Reactants

Question 1

KOC(CH3), NaOEt

Answer 1

:OC(CH3), :OEt Will steal Hydrogens from hydrocarbon chains to form double bonds (alkenes)
Also can form bonds to Carbons if there is an available leaving group (Br)

Question 2

B2H2

Answer 2

Anti Markovnikov -OH (alcohol addition)

Question 3

NaI

Answer 3

I- will replace Br- and Na+ will bind with Br

Question 4

Na2Cr2O7

Answer 4

Cr 6+ will always form acetic acid O=C-OH with alkyl carbon

Question 5

How to make -OH a leaving group?

Answer 5

Add HBr. The -OH will grab an H, become charged and leave, allowing Br to take its place on the hydrocarbon chain.

Question 6

Ozone

Answer 6

Splits double and triple bonds, turning loose ends into acetic acids.

Question 7

NaNH2

Answer 7

Powerful base that will take Hydrogens, even from triple bonded Carbons (alkynes)

Question 8

SOCl2 and pyridine

Answer 8

With primary or secondary alcohols will produce R-Cl, SO2 and HCl

Question 9

Dibromination Alkane

Answer 9

Free radical. Will add 2 Br’s to the tertiary Carbons.

Question 10

Hydroboration (B2H6)

Answer 10

Breaks double bond of alkene to form anti markovnikov alcohol.
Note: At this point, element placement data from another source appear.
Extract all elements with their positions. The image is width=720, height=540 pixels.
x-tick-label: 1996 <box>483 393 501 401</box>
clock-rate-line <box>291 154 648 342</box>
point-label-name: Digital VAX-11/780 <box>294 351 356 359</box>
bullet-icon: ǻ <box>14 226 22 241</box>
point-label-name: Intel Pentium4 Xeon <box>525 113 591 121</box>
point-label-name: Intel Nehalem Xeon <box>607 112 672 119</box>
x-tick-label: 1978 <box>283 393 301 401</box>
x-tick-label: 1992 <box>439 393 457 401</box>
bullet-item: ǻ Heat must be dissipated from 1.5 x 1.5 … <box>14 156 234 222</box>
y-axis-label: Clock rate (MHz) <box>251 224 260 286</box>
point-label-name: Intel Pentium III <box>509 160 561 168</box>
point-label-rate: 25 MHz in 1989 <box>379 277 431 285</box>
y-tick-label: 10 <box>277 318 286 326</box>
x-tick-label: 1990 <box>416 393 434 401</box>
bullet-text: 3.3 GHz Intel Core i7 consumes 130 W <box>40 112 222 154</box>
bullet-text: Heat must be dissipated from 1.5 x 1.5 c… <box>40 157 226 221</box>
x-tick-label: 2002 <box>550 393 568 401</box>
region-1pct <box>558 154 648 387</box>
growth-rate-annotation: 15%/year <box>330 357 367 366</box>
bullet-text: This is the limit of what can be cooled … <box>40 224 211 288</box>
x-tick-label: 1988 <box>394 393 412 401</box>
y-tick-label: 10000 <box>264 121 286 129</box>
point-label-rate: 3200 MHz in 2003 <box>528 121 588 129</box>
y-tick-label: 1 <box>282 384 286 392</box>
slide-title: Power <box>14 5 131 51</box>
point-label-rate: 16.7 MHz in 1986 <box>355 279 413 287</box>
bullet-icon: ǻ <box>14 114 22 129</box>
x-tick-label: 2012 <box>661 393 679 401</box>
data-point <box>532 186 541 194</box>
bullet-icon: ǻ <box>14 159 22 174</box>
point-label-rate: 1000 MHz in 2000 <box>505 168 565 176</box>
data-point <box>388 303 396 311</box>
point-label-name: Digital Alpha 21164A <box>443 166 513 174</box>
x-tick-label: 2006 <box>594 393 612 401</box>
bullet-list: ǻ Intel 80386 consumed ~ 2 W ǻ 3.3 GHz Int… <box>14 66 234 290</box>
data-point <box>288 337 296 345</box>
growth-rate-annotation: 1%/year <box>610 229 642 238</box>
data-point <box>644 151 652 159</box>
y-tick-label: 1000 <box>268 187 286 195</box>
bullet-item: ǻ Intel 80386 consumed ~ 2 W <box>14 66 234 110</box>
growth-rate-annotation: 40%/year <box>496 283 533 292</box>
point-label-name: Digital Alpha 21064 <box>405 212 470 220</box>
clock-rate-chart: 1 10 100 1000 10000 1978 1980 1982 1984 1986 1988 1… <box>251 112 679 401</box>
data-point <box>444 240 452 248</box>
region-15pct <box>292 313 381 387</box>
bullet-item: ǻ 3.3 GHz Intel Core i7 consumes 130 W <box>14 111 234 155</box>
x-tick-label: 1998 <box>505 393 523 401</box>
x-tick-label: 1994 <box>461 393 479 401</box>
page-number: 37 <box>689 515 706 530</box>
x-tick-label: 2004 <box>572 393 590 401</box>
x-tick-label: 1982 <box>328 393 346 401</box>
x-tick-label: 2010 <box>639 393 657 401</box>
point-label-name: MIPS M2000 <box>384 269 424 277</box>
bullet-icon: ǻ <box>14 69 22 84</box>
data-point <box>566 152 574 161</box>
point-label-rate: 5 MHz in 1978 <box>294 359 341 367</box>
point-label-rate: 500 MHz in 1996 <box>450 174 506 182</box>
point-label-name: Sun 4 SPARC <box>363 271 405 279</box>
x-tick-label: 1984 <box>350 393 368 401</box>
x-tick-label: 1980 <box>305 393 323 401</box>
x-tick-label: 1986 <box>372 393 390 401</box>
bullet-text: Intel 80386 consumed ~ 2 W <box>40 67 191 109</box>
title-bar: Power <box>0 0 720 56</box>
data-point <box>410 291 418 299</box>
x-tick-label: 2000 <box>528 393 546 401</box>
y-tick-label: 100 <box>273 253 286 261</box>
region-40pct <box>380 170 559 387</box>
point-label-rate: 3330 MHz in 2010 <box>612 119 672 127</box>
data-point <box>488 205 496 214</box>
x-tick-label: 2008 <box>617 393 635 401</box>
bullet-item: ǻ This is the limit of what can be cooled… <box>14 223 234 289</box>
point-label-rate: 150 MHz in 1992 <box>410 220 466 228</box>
Because Boron is more electropositive than H and therefore influences the H position

Question 11

Dibromination Alkene

Answer 11

Forms triangular bromonium ion intermediate over the double bond and double bond breaks with trans addition of the second Bromide.

Question 12

Adding Hg Alkene

Answer 12

A Markovnikov alcohol addition

Question 13

Double bond O C-O-O-H Alkene

Answer 13

Epoxidation, secondary O will break double bond and form an epoxide over it.